Oh, and I get to chase stuff over here! There’s squirrels and chipmunks and even cats! OK, I don’t get to actually catch any of them, it’s just a fun game after all, but I get to run as much as I want! And I never get tired! And if I do feel like a little snooze there’s big huge puffy sofas with piles of pillows for me to lounge on. You might remember that I was something of a pillow hog at my house, and up here I get as many pillows as I want!
My pillow, mama, back off.
Most important is that I feel great! No tummy aches, no achy hips or feet, no silly gall bladder to worry about. And I love eating again, it’s one of my favorite things to do. I never gain too much weight and there’s no yucky prescription food. Our suppers are yummy, succulent meals prepared specially for each of us. I told them I didn’t want any chicken and rice, I’m focused mostly on cheese and roast beef with an occasional side of cabbage, my favorite vegetable. Sometimes I pick a cherry tomato right off the vine, they’re always warmed by the sun, sweet and juicy, and always in season! It’s simply amazing.
It fact, it’s almost perfect. Perfect, of course, would be if all of you, and especially mama and daddy, were here with me. But I know it’s not time yet, so I’ll wait…somewhat impatiently… because, well, I’m me.
I’ll stop by for a visit again some day, but until we can be together again, I have some advice for you. Run through the snow, eat a cherry tomato and sleep with as any pillows you can get. I guarantee you’ll be smiling every day.
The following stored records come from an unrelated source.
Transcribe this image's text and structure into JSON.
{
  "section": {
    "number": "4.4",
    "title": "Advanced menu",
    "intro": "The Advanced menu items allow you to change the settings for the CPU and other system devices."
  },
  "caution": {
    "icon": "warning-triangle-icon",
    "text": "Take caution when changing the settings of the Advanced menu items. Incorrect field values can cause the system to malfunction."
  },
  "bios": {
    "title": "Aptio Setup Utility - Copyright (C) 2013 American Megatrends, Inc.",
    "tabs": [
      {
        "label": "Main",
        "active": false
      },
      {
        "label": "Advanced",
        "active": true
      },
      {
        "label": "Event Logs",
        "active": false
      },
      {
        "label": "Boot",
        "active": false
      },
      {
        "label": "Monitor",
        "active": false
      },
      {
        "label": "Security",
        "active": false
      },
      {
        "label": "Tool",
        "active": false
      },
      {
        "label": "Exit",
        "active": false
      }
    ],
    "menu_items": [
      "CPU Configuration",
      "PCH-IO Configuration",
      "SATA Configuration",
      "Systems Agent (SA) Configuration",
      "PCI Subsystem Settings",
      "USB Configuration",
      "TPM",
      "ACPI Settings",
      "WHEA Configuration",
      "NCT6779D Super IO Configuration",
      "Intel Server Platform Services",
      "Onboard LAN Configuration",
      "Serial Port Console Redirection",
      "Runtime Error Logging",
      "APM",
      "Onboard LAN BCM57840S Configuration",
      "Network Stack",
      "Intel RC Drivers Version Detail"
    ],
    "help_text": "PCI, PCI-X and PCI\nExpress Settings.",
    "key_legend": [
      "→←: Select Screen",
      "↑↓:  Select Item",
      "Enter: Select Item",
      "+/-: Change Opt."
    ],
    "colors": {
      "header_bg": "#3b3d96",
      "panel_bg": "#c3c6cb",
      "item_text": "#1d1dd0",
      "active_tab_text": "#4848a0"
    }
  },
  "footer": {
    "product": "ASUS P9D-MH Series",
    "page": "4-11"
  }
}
It all started, as things often do, with an early morning appointment.
For years Katie-girl got me up extra early and while we were outside doing her business I’d usually witness beautiful but fleeting things. Geese or swans flying low with bellies glowing in the early light. Full moons dipping below the branches of our trees. A fox slipping silently through the woods. The flick of a deer’s white tail. Wisps of fog dancing on the pond.
But I haven’t been out in the early morning light lately.
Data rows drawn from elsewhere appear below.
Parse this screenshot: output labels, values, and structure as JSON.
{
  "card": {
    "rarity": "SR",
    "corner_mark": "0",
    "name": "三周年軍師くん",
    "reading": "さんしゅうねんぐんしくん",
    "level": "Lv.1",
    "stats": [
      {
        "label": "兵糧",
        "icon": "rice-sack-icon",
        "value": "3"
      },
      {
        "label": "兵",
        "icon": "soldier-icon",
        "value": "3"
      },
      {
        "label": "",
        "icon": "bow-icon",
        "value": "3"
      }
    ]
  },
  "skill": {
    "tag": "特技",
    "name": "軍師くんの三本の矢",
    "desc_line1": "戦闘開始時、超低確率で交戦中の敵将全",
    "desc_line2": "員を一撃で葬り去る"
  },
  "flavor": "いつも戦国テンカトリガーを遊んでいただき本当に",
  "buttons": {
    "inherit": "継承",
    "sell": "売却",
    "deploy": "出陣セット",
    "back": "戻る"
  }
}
Last week, once our 7:30 a.m. oil change was completed, my sister and I were driving home just as the sun was trying to break through the fog. It was beautiful, and we looked at each other and said….”Where can we go to get pictures of this?”
And…lucky for us we were only one exit away from one of my favorite parks, Holly Recreation, where Katie and I used to camp and wander the trails.
I felt a twinge of grief as I contemplated visiting one of her parks without her. But as we entered the park I realized the best place for pictures would be down near the lake and there was a parking lot Katie and I hardly ever used that would work perfectly for morning fog photos.
I felt relieved. I could be in the park, but not in Katie’s favorite part where I would feel her loss the most. Progress ,on this grief journey, is often made with tiny steps.
We parked and walked up and down that section of the road, taking pictures of the sun rising above the water, and the fog through the trees.
The reflections were gorgeous and we probably looked like crazy old ladies as we giggled and called back and forth to “come here and look at this!”
And when our fingers were frozen and our feet were soggy we climbed back into the car laughing as we cranked the heat up and scrolled through the images on our phones, each one better than the one before.
You can’t beat a good morning adventure – Katie taught me that over and over and over again. I like to think she was with us that morning, saying “I told you mama! You have to get out of bed early in the morning to catch the best stuff!”
The maple trees around here are turning colors. They are brilliant reds and oranges and golds this year.
Out on the main road is this little pond. It puts on a show every fall.
Each year I notice how beautiful they are, each year I think the colors are the prettiest ever.
In our small local cemetery the sun focused on a single branch.
Just like this year.
But today I also feel tinges of sadness as fall progresses because my little girl, the one who loved fall and who believed the trees turned color just for her isn’t here to enjoy it.